Eddie Gordon’s time playing football at Fordham University helped lay the foundation for his successful mixed martial arts career.
The former Rams defensive lineman and Freeport, Long Island native credited his playing days with providing him with the mental toughness, professionalism and relentlessness that led to him winning season 19 of The Ultimate Fighter in early July. Gordon, nicknamed “Truck,” earned a six-figure contract with the UFC by defeating Dhiego Lima via TKO at 1:11 of the first round in the middleweight final in Las Vegas.
“The final I was really who I am,” Gordon said. “I’m a very aggressive, relentless person. That’s the whole football mentality. Playing defense you have to make things happen.”
He certainly did so during his time in The Bronx also. Gordon was a three-year starter. He was named Second Team All-Patriot League in 2004 and 2005. Gordon, who graduated with a business degree in 2006, compiled 169 total tackles in his career, 67 solo, including 21 for a loss, and 12 sacks. His years at Rose Hill showed him how dedicated you need to be to succeed, because football has no offseason, much like mixed marital arts.
“I’m so used to training all year round and more importantly it helped me improve rapidly,” Gordon said.
The former Ring of Combat light heavyweight champion did need a push to take up fighting as a career. Six years ago, Gordon was working in banking when he ran into childhood friend, former high school football teammate and current UFC middleweight champion Chris Weidman at a fitness center. Weidman, who had already taken up the sport, convinced Gordon to give it a look. He watched a UFC pay-per-view and he was hooked.

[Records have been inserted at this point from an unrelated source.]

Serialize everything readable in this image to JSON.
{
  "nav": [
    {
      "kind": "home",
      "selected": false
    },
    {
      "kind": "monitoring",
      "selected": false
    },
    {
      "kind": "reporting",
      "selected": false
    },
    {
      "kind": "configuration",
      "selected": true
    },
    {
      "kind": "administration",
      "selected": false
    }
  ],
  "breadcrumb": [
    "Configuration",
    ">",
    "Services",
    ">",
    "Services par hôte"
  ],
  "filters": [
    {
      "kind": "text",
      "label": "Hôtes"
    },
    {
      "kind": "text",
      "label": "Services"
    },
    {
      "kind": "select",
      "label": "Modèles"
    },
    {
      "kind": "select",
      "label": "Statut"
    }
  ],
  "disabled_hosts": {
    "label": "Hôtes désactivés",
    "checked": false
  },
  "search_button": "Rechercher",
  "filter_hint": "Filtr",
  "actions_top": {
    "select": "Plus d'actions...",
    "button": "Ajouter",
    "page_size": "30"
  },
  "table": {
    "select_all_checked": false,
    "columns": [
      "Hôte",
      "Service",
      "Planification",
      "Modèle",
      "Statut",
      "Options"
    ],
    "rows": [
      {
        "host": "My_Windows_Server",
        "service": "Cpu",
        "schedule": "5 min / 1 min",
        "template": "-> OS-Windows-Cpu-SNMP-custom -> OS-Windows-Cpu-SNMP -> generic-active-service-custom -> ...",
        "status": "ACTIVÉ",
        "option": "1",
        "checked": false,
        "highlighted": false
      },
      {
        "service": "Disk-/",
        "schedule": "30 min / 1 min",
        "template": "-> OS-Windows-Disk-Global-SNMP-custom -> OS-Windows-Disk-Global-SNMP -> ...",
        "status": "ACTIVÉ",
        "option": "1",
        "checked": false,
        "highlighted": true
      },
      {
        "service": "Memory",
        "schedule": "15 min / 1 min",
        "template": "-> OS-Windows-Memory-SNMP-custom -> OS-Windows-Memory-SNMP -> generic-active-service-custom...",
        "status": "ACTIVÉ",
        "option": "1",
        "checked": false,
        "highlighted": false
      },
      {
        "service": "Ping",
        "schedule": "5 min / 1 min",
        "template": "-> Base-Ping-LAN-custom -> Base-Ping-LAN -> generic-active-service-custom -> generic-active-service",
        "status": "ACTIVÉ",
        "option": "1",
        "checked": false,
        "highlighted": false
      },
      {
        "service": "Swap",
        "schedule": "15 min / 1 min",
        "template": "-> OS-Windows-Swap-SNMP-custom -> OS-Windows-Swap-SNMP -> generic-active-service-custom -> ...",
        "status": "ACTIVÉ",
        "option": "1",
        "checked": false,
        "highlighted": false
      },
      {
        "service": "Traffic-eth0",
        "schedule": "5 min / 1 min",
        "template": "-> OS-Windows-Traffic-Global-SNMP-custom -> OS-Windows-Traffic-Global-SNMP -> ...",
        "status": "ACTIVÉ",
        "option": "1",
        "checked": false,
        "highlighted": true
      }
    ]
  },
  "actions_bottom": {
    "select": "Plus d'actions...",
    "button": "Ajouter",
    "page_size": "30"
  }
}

Gordon admitted to not being a natural at first while training with Matt Serra and Ray Longo at Serra-Longo in Huntington, but he developed quickly. Gordon was close to 300 pounds at the start, but his weight dropped quickly as he worked at his craft. Pushing himself was something he already knew plenty about
“Fordham helped me, all those runs and [running] bleachers,” he said. “It’s that hard work and work ethic.”
Gordon entered the Ultimate Fighter house with the advantage of training against Weidman daily, but had to battle a broken toe he suffered just before shooting began six months ago. He hid it from his fellow castmates by wearing sneakers as often as possible. Gordon said it affected his motor in the cage during his road to the final. It turned out to be something that may have helped him in the long run.
“I couldn’t be aggressive,” he said. “I couldn’t really push off as much. … It worked out in my favor because people didn’t realize how good I was coming out of the show because I wasn’t at 100 percent.”
His life has changed since his victory, which also earned him a custom-made Harley Davison. Gordon, who is hoping to fight again this fall, is much more recognized than before. He has celebrities, such as Taye Diggs, reaching out to him via email or social media in support. Gordon joked that he checked the verification on Diggs’ Twitter account just to be safe.
It’s all taken some getting used to. He has gone from a hometown celebrity to a more national one. The fame is earned and Gordon hasn’t gotten caught up in it. He’s just soaking it all in during this journey — the foundation for which was laid during his year playing football at Fordham.
“You are a lot more recognizable when you are on national television for 13 weeks,” Gordon said. “It’s a little bit crazy, but crazy for a good reason.”